My best was varied. It was gasping, lung swallowing drama for the first few races – flat courses with little that was technically challenging. And I’m thinking, ‘hey, I’m getting the hang of this, may be this is something I’m good at’. Then came Eckington, the downhill course set up last minute when another venue became unavailable; it was mud churned to mincemeat on a hill side. I only just conquered the fear that seized me on the practice lap enough to compete in the actual. I could not control the bike, it skidded, weaved, bounced and even bucked. I ended up being tossed over the handle bars twice. And by then (still shaking) my attitude was this; ‘I can’t do this, what was I thinking?’
While I raced different places and different courses and met different people – those with whom to share the experience and those whom I came to admire – it was the mental ardour that marked the experience of competing. While those first couple of races were a bolster for my ego and the rest cut it back to the size it should be.
An epic drama unfolds inside of me before, during and after a race – the world is at stake, my very existence. I am all protagonists; child, adult, parent, adventurer, destroyer. On the start line the utter terror of failure consumes me. Sickening panic as flight instinct ignites and all I can do to stay there until the signal is given. Go!
Once the race begins, that instinct is useful, but only too soon it becomes overwhelmed.
At the end, once the dust – emotionally and physically – is settling, everything that has happened shifts inside me. Scenery changes, parts switch and I begin to attach meaning. How much I put in. How competently I rode the course. Where I came. I am generating the story that I will retell.

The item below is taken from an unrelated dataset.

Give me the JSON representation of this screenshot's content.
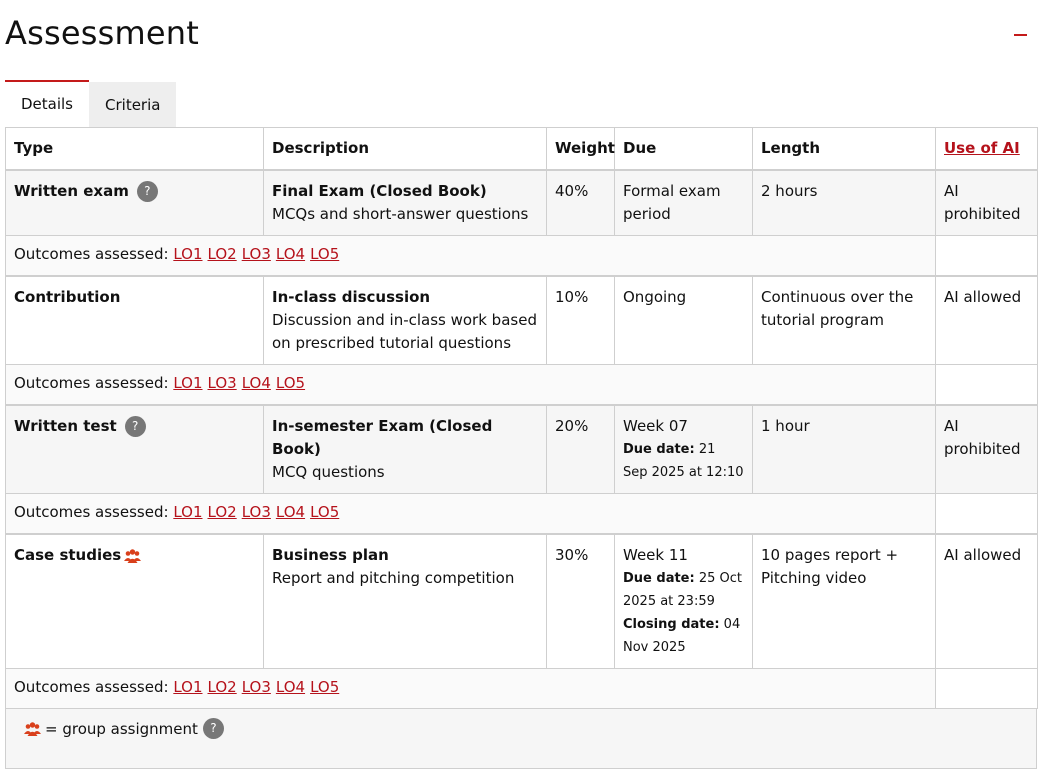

But here is what I don’t tell. Each race is a meditation. And, at the same time it is the surge of all the negative emotion I have ever repressed and a stadium for all voices that embody failure for me. All that matters is the next revolution of the pedals. I exist in that moment to make the revolution happen. For someone who struggles to be in the ‘now’, I am forced there. Give everything to this race and think of nothing before or after. Watch each turn, root, rock. Prepare for each section and keep pushing, even when you think you can’t. But across the quiet there is shouting; voices I hear every day of my life become more obnoxious, louder and more scathing. Memories flash too quick to see; instead they imprint a feeling, a vicious slap, of despondency and disappointment. They are wisps of failures and frustrations pushed down but not forgotten. Stop now. Why bother? You can’t do this. How stupid to even try.
So, when they talk about endurance, my experience from racing is that endurance takes place in the mind as much as the body. And through it, as I keep pedalling, come the clearest thoughts I have ever had. You are capable. You can do this. Right now you are proving you can. Remember this when you want to put pen to paper and write. They are brief, just a heartbeat. But these are the things I can take away. They are better than any prize (except the £80 Altura voucher – thank you Nutcracker!) or moment on a podium.
While it is not yet the end of the summer racing season, it is the end for me. I have other commitments, including preparation for a coast to coast ride next month. Conveniently, the end of my season is a firm stage for the beginning of my blog. It’s about cycling; the adventures and the challenges. It is also me making good on that promise to remember that I can do it and put pen to paper.